«Überfälliges Thema»Als Witwe nimmt sie sich einen Callboy
Mit 62 Jahren den ersten Orgasmus: Wie die englische Schauspielerin Emma Thompson ein tabuisiertes Thema als Tragikomödie aufzieht.
Für sie war das Thema aktuell, und darum hat sie bei diesem Film so gerne mitgemacht, zumal er ein tabuisiertes Thema als Tragikomödie aufzieht, also auch lustig ist, genau wie sie. Jedenfalls spielt Emma Thompson in «Good Luck to You, Leo Grande» eine verwitwete Lehrerin, die sich einen Callboy mietet, um endlich jene sexuelle Lust zu erleben, auf die sie ihr Leben lang verzichten musste.

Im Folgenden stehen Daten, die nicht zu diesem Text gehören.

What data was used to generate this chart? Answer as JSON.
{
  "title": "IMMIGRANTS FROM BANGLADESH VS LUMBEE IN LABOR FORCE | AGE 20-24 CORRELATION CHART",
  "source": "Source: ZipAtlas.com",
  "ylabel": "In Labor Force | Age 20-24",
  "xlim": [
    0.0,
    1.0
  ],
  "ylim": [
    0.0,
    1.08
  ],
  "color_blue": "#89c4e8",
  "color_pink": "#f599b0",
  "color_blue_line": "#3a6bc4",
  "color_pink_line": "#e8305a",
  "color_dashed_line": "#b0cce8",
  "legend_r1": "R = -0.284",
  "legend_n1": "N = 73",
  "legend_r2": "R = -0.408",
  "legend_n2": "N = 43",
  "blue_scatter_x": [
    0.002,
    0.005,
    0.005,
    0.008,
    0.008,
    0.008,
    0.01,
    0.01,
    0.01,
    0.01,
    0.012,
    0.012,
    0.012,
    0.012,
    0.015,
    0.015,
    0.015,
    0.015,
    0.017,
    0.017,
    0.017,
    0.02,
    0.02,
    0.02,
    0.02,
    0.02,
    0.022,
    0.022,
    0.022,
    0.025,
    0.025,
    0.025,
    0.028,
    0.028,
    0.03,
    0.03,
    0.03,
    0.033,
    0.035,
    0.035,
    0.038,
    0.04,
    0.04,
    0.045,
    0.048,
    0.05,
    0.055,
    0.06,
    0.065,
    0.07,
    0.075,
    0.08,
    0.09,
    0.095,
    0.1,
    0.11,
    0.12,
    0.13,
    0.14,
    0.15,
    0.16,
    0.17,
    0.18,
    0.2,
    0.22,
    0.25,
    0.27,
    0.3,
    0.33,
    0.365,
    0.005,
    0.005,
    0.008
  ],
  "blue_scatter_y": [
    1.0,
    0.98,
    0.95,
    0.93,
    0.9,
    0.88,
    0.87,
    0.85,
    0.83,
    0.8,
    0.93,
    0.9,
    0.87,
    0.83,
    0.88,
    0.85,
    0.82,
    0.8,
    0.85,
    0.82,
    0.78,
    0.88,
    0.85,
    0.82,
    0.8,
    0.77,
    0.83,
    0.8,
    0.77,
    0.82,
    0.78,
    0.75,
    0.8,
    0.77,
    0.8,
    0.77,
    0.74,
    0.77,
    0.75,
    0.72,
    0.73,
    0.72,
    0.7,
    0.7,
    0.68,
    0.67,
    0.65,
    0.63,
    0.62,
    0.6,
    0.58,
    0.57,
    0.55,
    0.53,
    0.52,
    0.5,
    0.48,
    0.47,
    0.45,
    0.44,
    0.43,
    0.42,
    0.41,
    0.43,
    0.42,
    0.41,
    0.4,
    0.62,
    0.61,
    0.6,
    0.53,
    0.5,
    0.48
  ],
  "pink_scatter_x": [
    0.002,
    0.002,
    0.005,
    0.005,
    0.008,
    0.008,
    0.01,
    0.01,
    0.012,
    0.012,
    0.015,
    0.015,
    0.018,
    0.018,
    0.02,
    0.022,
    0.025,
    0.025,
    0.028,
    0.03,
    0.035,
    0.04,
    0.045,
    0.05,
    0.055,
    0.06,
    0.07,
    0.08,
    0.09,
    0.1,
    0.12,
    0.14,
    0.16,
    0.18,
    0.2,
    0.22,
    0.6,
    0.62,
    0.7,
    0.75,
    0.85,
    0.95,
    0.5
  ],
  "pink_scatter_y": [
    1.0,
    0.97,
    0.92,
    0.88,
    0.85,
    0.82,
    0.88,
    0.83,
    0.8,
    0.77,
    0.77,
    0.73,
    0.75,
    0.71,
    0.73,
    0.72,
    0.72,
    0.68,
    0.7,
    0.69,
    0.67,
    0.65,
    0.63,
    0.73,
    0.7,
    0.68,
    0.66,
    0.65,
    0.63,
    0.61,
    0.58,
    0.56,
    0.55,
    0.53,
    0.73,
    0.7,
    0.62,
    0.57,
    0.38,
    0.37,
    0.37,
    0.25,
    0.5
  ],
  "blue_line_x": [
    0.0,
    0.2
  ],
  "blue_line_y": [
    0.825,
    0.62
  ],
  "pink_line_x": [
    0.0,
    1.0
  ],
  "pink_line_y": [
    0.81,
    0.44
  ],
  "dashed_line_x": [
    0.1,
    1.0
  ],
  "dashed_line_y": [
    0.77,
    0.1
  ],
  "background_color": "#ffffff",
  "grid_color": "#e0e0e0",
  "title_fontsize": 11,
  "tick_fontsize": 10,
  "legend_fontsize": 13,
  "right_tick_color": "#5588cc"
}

Der Film sei überfällig gewesen, sagte die englische Schauspielerin während des amerikanischen Sundance-Festivals, wo der Film seine Premiere feierte. Im Film, der fast ausschliesslich in einem Hotelzimmer spielt, geht es um die Ethik der Sexarbeit und um Tabus in Bezug auf Mutterschaft und das Älterwerden – wobei Thompson in mehreren intimen Szenen zu sehen ist.
Aber nicht die Sexszenen sind der Schauspielerin am schwersten gefallen. Sondern jene Einstellung, in der ihre Figur sich nackt im Spiegel betrachtet – und mit sich zufrieden ist. Sie sehe bei solchen Gelegenheiten immer nur ihre Makel, sagt die 62-Jährige im Gespräch mit dem «Blick». Das klingt ein wenig kokett, zumal die Schauspielerin zum Mäkeln nicht den geringsten Anlass hat, weder über ihr Äusseres noch über ihre Karriere.
Die Tochter eines Schauspielpaares, die in Cambridge englische Literatur studierte und auch ein sehr gutes Französisch spricht, hat als Komikerin, Schauspielerin und Drehbuchautorin brilliert. Sie fühlt sich in Shakespeare-Verfilmungen ebenso zu Hause wie in Komödien, historischen Dramen und Thrillern. Sie erhielt sowohl als Schauspielerin wie auch als Drehbuchautorin einen Oscar.
«Wer Schwierigkeiten ausweicht, wird nie etwas verändern können.»
Schon in ihrem zweiten Film, der Komödie «The Tall Guy» von 1989 mit Jeff Goldblum, spielt der Sex eine entscheidende Rolle. Der Film erzählt die Affäre einer resoluten, von Thompson gespielten Krankenschwester mit einem amerikanischen Schauspieler. Unvergessen auch ihr Auftritt in «Peter’s Friends» (1992), in der sich ihre Figur ausgerechnet in einen homosexuellen Studienfreund verliebt. Der aber, gespielt von Stephen Fry, ist «nicht so sehr im Vagina-Geschäft», wie er es in seiner so typischen Art formuliert.
Der Film entstand unter der Regie des Shakespeare-Schauspielers Kenneth Branagh. Thompson war sechs Jahre lang mit ihm verheiratet, bis er sie mit der Schauspielkollegin Helena Bonham Carter betrog – eine Erfahrung, die Thompson im Film «Love Actually» (2003) verarbeitete. Längst würden sich alle wieder vertragen, merkte sie später an, wenn auch leicht boshaft: «It’s blood under the bridge.»
Dass sie eine kämpferische Frau ist, hat sie im Laufe ihrer Karriere nachdrücklich bewiesen. Emma Thompson hat sich von Beginn weg in der #MeToo-Bewegung engagiert und auch schon ein Projekt verlassen, weil es einen notorischen Belästiger einstellte. Sie bekämpfte den Brexit, unterstützt Lohnforderungen von Frauen und macht bei der Klimabewegung mit. Als sie wegen einer Demonstration in den USA transatlantisch aus England einflog, wurde sie als verlogen kritisiert. «Wer Schwierigkeiten ausweicht», sagte sie einmal, «wird nie etwas verändern können.»
«Good Luck to You, Leo Grande» wird derzeit am Sundance Film Festival gezeigt. Im Lauf des Jahres wird er in der Schweiz anlaufen.